The presented study discussed the synthesis and characterization of PB copolymers for the preparation of the composite nanosystem to achieve a controlled and long-term drug release profile of macromolecules. In order to eliminate the burst release phase, a novel composite nanosystem comprised of Lyz-, Fab-, and IgG-encapsulated PB-A and/or PB-B NPs suspended in PB-C thermosensitive gel was successfully formulated. It was observed that the hydrodynamic diameter of macromolecules exerted its effects on drug release. The peppas model was the best fit model, suggesting that the release rate was controlled by diffusion and degradation of copolymers.

Results confirmed that the PB copolymer based composite delivery system are able to minimize the side effects associated with repeated every month intravitreal injections by lowering the injection frequency.
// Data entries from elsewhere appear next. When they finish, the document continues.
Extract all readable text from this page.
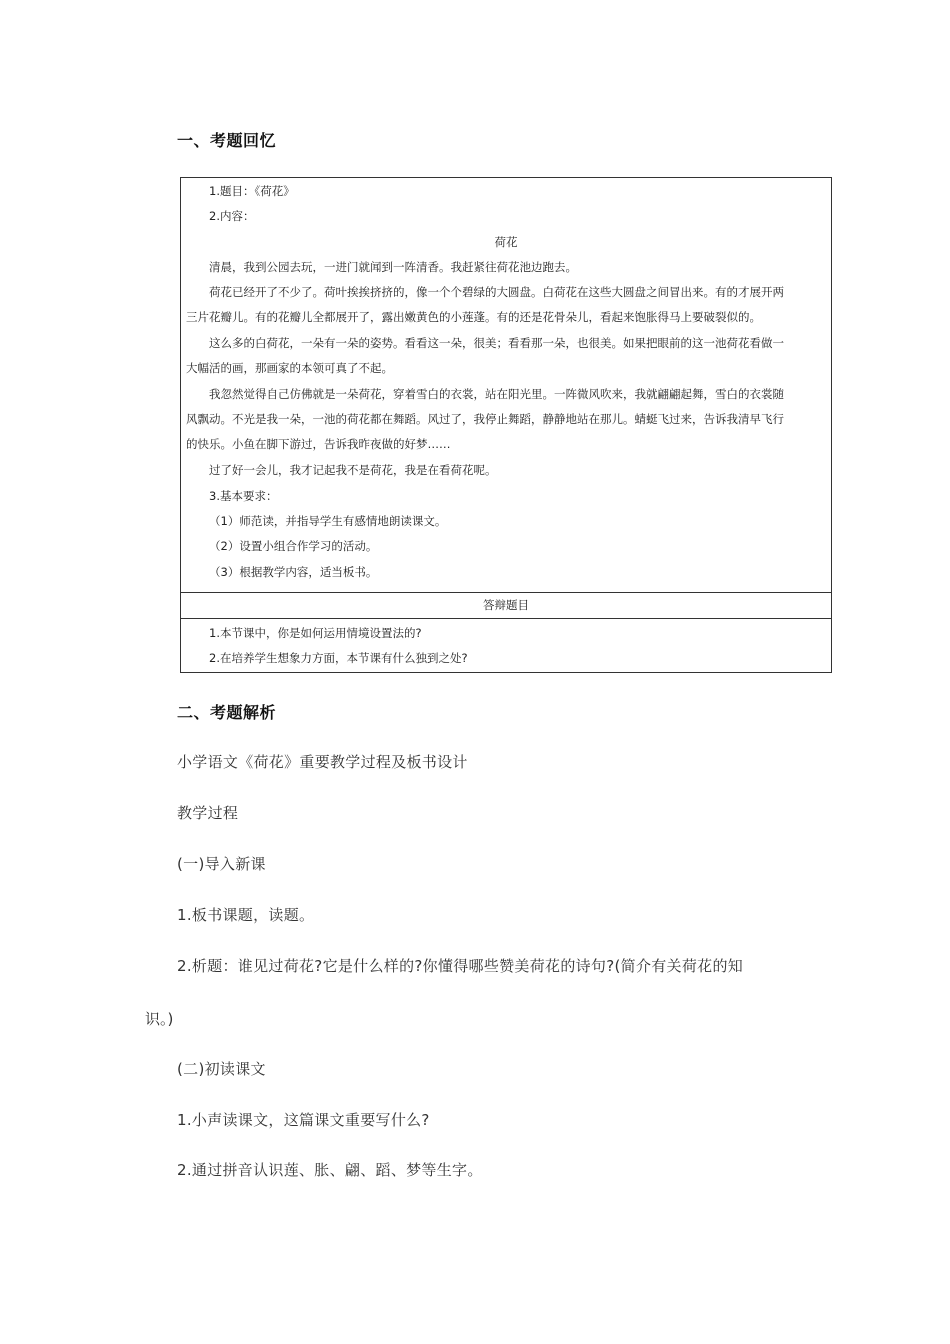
一、考题回忆
1.题目：《荷花》
2.内容：
荷花
清晨，我到公园去玩，一进门就闻到一阵清香。我赶紧往荷花池边跑去。
荷花已经开了不少了。荷叶挨挨挤挤的，像一个个碧绿的大圆盘。白荷花在这些大圆盘之间冒出来。有的才展开两
三片花瓣儿。有的花瓣儿全都展开了，露出嫩黄色的小莲蓬。有的还是花骨朵儿，看起来饱胀得马上要破裂似的。
这么多的白荷花，一朵有一朵的姿势。看看这一朵，很美；看看那一朵，也很美。如果把眼前的这一池荷花看做一
大幅活的画，那画家的本领可真了不起。
我忽然觉得自己仿佛就是一朵荷花，穿着雪白的衣裳，站在阳光里。一阵微风吹来，我就翩翩起舞，雪白的衣裳随
风飘动。不光是我一朵，一池的荷花都在舞蹈。风过了，我停止舞蹈，静静地站在那儿。蜻蜓飞过来，告诉我清早飞行
的快乐。小鱼在脚下游过，告诉我昨夜做的好梦……
过了好一会儿，我才记起我不是荷花，我是在看荷花呢。
3.基本要求：
（1）师范读，并指导学生有感情地朗读课文。
（2）设置小组合作学习的活动。
（3）根据教学内容，适当板书。
答辩题目
1.本节课中，你是如何运用情境设置法的?
2.在培养学生想象力方面，本节课有什么独到之处?
二、考题解析
小学语文《荷花》重要教学过程及板书设计
教学过程
(一)导入新课
1.板书课题，读题。
2.析题：谁见过荷花?它是什么样的?你懂得哪些赞美荷花的诗句?(简介有关荷花的知
识。)
(二)初读课文
1.小声读课文，这篇课文重要写什么?
2.通过拼音认识莲、胀、翩、蹈、梦等生字。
In addition, the synthesized PB copolymers are biocompatible in nature and can be considered excellent biomaterials for ocular delivery. The enzyme activity of Lyz was observed up to 3 weeks. The integrity or stability of the protein molecule was not addressed in this work and an assessment of the compatibility of the polymers with the macromolecule remains to be elucidated in the future studies. However, the nanoformulations were optimized to achieve a high drug loading. This was essential so that a small volume of intravitreal injection containing a higher dose can be injected. This was also targeted in order to achieve a long-term delivery up to 3–6 months with an amount release of 2–10 μg/day. Overall, the outcomes from this study clearly suggested that the PB copolymers based control drug delivery system may serve as a promising platform not only for the back of the eye complications but also for the treatment of anterior segment eye diseases.